Я сделал усилие, чтобы не улыбнуться. У меня и в мыслях не было верить в виновность этих двух плутов.
– В таком случае почему вы подвергаете сомнению мои слова? – ответил я как можно спокойнее. – Я сам дважды давал присягу, первый раз как врач, второй раз как военный. Бог – мой единственный судья.

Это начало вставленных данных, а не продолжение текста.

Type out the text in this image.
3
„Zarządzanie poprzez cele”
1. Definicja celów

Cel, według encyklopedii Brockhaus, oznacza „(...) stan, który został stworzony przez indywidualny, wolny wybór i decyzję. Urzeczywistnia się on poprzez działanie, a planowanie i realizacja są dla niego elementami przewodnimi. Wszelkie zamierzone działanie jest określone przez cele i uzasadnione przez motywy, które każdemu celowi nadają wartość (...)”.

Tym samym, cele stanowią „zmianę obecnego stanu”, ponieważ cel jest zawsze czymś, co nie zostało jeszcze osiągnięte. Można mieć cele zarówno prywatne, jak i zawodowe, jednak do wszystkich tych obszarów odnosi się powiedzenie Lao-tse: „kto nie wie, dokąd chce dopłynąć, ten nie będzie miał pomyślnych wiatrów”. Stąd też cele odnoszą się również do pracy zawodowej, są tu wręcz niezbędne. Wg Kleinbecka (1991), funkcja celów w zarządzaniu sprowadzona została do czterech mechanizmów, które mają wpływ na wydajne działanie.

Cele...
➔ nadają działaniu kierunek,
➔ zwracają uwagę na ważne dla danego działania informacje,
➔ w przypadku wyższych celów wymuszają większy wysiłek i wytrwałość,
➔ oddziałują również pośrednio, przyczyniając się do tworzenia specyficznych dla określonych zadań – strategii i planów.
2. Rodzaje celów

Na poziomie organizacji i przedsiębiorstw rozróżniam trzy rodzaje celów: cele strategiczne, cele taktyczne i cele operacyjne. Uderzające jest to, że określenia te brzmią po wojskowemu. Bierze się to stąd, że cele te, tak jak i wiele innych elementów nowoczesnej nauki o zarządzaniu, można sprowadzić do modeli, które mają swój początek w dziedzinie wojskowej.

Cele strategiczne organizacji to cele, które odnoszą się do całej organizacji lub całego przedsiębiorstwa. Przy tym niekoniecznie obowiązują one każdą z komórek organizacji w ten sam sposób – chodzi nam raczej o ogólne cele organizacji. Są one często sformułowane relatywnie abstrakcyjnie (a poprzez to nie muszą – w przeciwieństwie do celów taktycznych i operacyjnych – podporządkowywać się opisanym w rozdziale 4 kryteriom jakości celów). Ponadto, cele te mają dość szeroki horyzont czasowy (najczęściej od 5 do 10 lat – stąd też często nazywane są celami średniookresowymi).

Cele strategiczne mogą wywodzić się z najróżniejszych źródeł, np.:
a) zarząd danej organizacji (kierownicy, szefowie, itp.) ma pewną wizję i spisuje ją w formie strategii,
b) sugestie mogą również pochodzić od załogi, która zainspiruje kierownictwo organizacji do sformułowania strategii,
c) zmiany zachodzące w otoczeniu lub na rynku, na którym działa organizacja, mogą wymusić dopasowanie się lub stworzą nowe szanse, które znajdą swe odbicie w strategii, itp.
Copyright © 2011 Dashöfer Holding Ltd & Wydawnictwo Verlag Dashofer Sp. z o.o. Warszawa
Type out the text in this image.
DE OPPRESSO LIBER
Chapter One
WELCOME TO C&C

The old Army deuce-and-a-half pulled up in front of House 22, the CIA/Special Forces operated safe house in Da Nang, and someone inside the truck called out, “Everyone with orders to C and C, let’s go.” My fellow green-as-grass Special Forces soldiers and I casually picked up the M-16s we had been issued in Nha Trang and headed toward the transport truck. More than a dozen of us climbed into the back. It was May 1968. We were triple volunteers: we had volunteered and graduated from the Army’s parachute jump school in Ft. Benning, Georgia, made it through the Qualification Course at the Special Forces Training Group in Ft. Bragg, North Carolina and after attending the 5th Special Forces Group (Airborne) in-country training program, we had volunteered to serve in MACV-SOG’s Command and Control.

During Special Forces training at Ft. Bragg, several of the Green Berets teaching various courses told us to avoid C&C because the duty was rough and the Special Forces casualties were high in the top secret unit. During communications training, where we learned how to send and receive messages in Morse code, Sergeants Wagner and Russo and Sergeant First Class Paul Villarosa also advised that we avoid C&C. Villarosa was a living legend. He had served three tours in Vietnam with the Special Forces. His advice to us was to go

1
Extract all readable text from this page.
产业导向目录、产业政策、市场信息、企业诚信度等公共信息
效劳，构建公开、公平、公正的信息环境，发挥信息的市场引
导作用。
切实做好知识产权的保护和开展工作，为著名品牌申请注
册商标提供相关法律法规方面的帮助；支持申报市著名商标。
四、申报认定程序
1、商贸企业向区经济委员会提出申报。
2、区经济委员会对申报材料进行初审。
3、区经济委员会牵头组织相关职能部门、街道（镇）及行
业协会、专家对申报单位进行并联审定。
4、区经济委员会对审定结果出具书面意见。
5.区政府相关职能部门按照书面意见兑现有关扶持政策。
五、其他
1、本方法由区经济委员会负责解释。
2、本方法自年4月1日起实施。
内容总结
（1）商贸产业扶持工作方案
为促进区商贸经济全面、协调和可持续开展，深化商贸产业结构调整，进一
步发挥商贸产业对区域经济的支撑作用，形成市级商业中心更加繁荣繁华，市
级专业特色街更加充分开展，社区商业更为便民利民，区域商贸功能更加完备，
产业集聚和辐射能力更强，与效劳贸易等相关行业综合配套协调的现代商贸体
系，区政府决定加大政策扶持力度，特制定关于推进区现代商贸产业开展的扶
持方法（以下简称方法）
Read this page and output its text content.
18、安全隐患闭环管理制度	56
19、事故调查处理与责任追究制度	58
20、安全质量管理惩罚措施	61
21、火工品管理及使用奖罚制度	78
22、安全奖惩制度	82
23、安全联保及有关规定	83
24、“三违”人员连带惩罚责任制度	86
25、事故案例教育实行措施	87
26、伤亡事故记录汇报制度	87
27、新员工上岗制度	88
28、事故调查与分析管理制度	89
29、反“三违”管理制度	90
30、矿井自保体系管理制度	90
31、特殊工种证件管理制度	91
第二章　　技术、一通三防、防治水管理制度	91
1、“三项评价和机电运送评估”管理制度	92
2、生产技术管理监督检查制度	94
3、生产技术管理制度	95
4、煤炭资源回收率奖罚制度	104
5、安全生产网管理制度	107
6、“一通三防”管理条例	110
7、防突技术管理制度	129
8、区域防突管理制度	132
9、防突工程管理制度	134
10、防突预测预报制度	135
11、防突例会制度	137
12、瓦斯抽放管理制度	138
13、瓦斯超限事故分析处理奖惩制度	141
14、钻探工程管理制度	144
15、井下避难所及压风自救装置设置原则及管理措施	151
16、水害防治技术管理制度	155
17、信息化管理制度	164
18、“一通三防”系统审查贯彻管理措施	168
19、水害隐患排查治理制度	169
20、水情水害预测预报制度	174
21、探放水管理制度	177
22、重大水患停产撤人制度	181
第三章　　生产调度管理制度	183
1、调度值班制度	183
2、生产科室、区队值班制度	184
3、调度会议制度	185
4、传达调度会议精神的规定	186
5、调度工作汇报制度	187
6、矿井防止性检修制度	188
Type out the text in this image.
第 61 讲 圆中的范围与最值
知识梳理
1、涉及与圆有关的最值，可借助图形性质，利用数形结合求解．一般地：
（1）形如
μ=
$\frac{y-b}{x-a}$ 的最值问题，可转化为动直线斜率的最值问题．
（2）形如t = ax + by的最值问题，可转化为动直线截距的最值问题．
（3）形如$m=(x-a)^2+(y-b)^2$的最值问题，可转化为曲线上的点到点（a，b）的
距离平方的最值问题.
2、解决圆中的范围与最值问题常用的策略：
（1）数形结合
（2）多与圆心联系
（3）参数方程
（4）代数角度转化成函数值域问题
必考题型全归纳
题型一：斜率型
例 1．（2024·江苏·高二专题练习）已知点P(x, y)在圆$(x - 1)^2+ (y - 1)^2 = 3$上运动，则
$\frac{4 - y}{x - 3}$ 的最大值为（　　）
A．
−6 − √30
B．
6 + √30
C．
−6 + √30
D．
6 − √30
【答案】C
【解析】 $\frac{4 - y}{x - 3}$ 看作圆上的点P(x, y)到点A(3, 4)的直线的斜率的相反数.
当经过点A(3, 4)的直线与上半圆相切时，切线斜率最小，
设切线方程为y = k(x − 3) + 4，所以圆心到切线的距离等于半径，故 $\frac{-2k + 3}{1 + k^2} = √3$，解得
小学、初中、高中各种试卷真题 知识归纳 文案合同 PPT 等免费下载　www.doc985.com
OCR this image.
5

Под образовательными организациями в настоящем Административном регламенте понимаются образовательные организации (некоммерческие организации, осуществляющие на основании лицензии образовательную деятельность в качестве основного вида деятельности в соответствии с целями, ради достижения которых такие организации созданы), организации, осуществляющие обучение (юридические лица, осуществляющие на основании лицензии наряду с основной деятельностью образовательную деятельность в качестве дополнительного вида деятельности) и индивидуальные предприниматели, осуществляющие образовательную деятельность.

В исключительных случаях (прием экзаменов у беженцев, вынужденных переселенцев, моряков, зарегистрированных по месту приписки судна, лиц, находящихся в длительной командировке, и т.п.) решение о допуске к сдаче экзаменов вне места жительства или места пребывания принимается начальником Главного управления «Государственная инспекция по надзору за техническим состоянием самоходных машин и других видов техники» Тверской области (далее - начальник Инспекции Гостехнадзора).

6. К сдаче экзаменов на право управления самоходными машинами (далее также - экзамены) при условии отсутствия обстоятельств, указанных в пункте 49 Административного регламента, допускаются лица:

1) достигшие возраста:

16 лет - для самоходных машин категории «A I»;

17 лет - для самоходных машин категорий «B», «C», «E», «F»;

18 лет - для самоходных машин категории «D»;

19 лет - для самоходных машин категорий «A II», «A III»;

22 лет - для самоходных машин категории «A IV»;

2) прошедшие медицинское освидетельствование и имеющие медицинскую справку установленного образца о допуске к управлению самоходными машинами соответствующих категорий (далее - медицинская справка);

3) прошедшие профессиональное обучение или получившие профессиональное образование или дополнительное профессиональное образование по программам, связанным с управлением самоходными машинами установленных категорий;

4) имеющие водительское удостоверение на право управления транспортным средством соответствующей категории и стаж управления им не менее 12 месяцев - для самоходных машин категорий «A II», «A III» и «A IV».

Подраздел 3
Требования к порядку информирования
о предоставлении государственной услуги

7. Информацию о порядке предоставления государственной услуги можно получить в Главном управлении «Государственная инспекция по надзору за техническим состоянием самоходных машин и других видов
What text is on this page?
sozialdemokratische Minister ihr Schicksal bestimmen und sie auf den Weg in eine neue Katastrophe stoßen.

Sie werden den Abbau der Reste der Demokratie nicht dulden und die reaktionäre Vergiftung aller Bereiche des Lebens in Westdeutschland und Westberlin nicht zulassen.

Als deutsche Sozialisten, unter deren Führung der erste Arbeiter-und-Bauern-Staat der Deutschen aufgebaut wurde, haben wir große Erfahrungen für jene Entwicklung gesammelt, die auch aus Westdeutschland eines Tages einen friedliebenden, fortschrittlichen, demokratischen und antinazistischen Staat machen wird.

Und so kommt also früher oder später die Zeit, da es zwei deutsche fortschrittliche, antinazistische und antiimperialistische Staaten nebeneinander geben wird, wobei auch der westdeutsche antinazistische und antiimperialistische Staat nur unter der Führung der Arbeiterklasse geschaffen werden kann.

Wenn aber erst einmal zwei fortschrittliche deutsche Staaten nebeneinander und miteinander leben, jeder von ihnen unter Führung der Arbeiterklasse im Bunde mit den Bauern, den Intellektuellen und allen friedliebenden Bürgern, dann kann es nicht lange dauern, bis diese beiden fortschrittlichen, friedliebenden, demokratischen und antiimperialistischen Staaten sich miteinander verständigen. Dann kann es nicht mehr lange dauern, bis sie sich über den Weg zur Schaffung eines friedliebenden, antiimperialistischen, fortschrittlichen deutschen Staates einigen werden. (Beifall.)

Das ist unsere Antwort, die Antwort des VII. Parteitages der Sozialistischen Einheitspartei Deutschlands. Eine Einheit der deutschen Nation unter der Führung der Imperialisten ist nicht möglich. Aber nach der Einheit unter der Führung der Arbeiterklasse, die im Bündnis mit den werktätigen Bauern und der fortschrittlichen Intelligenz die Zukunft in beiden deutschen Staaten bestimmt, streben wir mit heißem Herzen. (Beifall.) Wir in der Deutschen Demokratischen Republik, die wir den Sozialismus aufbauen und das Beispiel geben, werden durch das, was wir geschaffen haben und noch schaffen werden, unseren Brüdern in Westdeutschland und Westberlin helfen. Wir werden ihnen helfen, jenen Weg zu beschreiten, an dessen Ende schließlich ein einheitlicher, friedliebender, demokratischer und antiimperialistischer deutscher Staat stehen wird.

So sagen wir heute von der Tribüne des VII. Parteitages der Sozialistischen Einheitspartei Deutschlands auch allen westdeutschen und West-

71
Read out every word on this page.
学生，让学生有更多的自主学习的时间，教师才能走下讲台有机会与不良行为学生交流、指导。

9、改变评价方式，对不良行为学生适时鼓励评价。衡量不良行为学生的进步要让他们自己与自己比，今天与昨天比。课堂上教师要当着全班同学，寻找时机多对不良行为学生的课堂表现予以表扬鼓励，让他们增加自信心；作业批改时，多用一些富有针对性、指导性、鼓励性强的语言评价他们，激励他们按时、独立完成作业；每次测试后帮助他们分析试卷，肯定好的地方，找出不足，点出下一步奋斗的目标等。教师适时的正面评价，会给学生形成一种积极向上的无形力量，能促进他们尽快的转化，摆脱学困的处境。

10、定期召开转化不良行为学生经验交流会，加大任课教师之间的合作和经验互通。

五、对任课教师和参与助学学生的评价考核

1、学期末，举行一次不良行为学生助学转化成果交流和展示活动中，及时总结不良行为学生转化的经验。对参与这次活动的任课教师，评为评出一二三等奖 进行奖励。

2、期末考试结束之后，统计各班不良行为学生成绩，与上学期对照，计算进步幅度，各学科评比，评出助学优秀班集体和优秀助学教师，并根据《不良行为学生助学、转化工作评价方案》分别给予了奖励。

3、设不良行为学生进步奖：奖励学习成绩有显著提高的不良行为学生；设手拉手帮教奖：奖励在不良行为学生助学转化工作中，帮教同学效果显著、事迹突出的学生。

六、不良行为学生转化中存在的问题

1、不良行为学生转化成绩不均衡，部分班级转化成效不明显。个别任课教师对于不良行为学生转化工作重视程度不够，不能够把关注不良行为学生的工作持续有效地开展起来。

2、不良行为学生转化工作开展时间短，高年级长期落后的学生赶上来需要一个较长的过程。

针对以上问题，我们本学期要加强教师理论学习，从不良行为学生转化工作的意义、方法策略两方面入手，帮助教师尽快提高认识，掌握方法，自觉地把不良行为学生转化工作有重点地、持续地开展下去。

Наступило молчание, у каждого из нас аргументы подошли к концу.
Дворецкий воспользовался паузой и принес нам горячего чая и кофе. На какое-то время мы оставили наши бесполезные рассуждения. Перерыв пришелся как нельзя кстати.
Напитки разогрели наши тела и освежили мысли. Кофе произвел на меня эффект взорвавшейся бомбы. Мое сердцебиение участилось, зрачки расширились, и перед глазами поплыл розовый туман. Мой ревматизм исчез как по мановению волшебной палочки, и я почувствовал себя в такой прекрасной форме, что мог бы переплыть Ламанш!
У Майкрофта Холмса обнаружился нервный тик, о котором я ничего не знал. Лестрейд нервно посмеивался, на этот раз без видимой причины. Мэтр Олборн вернулся за свой стол неровной походкой, как марионетка, едва спущенная с нитки.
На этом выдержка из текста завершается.